One of the first and most-discussed scuffles between the software industry and schools started back in 1996. The Business Software Alliance, which includes Adobe, Intel, IBM and Macromedia as members, received a tip about a Los Angeles school that was supposedly using more than 1,000 copies of unlicensed software programs. The BSA asked the district to investigate, and after auditing the school in 1998, the school district, working with the BSA, discovered several hundred unauthorized copies, including 132 versions of MS-DOS, according to a Los Angeles Times report.
The total cost of the copying could have run into the tens of millions. Each violation carries a potential penalty of $150,000; the fines for just the MS-DOS copies could add up to as much as $19.8 million, not even counting lawyers' fees. The district had already spent loads of cash on technology -- $8 million during the 1995-96 school year alone.
"We're a large school district, but compared to Microsoft, we felt like we're the little guy being beaten up," says David Tokofsky, a member of the Los Angeles school board who has worked in L.A. schools for more than a decade. "The BSA is a CIA-type organization that infiltrated a cash-strapped large entity that's dependent on public funds. Then they told teachers -- who can't get enough services to kids already -- that they were committing crimes. It's like Xerox walking into a major university and arresting students for copying essays."
The school board, however, chose to settle rather than fight. It eventually negotiated a reduced settlement: a $300,000 fine, in addition to which the cash-strapped district had to set aside $3 million to replace pirated materials, and another $1.5 million to create an internal piracy team. The BSA claimed that the punishment could have been much tougher, but its attempt to portray itself as lenient fell on deaf ears. The industry's image as educationally friendly had been tarnished.
"In the court of public opinion, the BSA lost," Tokofsky says.

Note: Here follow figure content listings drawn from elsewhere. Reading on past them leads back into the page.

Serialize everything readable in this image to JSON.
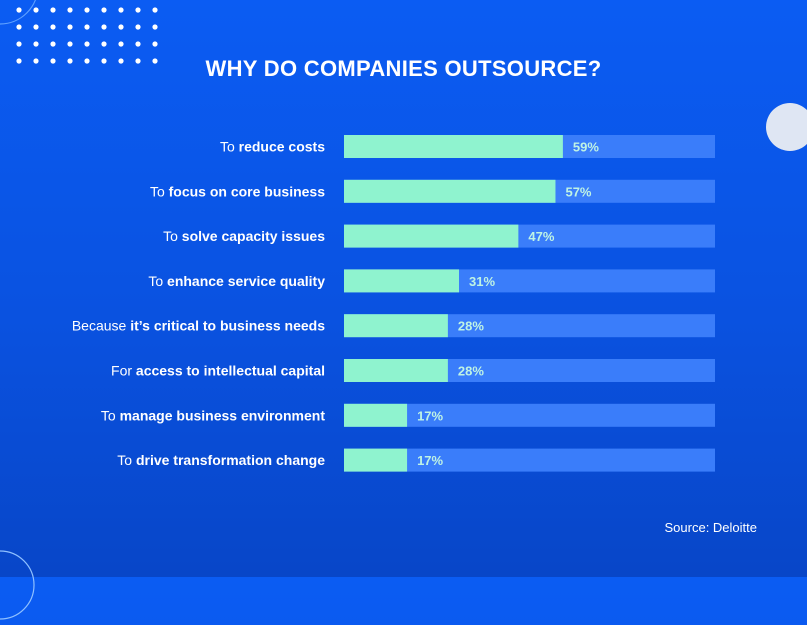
{
  "title": "WHY DO COMPANIES OUTSOURCE?",
  "source": "Source: Deloitte",
  "colors": {
    "bar_fill": "#8ff3cf",
    "bar_track": "#3a7dfa",
    "value_label": "#bff3e4",
    "background": "#0b5cf3"
  },
  "chart_data": {
    "type": "bar",
    "orientation": "horizontal",
    "title": "WHY DO COMPANIES OUTSOURCE?",
    "xlim": [
      0,
      100
    ],
    "unit": "%",
    "categories": [
      {
        "prefix": "To ",
        "bold": "reduce costs",
        "value": 59,
        "label": "59%"
      },
      {
        "prefix": "To ",
        "bold": "focus on core business",
        "value": 57,
        "label": "57%"
      },
      {
        "prefix": "To ",
        "bold": "solve capacity issues",
        "value": 47,
        "label": "47%"
      },
      {
        "prefix": "To ",
        "bold": "enhance service quality",
        "value": 31,
        "label": "31%"
      },
      {
        "prefix": "Because ",
        "bold": "it’s critical to business needs",
        "value": 28,
        "label": "28%"
      },
      {
        "prefix": "For ",
        "bold": "access to intellectual capital",
        "value": 28,
        "label": "28%"
      },
      {
        "prefix": "To ",
        "bold": "manage business environment",
        "value": 17,
        "label": "17%"
      },
      {
        "prefix": "To ",
        "bold": "drive transformation change",
        "value": 17,
        "label": "17%"
      }
    ]
  }
}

Microsoft and the rest of the software industry responded to the public relations setback with a two-pronged approach. Individual software companies defended their actions as economically and morally justified, but they also strove to improve community relations. Microsoft had been equipping libraries with Windows computers since the beginning of 1998 -- an initiative that some condemned as self-serving -- and two years later, the Gates Foundation set aside $350 million for schools, particularly small, rural districts. (Technology giveaways are not part of the program, says a Gates Foundation spokesperson, but grant winners often use the money to buy Microsoft products.)
Microsoft and the BSA also expanded their public service campaigns, alerting schools to educational discounts and software management tools aimed at helping administrators keep tabs on their computers. Microsoft even went one step further. While the BSA pours its collections -- $60 million over the past 9 years -- back into enforcement, Microsoft pledged in 1999 to return $25 million (over a five-year period) to needy nonprofits and schools in the areas where it had collected anti-piracy fines.
"It's part of Microsoft's overall approach toward philanthropy," says Devin Driggs, a Microsoft spokesperson. "It's designed to promote innovation and entrepreneurship in the area of science and technology."
But does the benefit of school giveaways outweigh the costs paid by schools that are the subject of anti-piracy inquires? Relevant statistics on the affected schools are in short supply. The Department of Education doesn't track piracy cases in schools and neither Microsoft nor the BSA would release information on the number or location of schools that have been investigated.
But this much is clear: Los Angeles and Philadelphia are not the only urban, low-income school systems to attract the unwanted attention of Microsoft and the BSA. British teachers in Birmingham -- a heavily working class city in central England -- reportedly received letters last year from Microsoft telling them they were sitting on a "legal timebomb" that they'd better clean up. The San Jose (Calif.) Metropolitan Education District (MED), which teaches vocational classes to about 70,000 adults and high-school students, also tangled with the BSA. And according to Mike Beever, assistant superintendent for business services, the process itself serves as a form of punishment.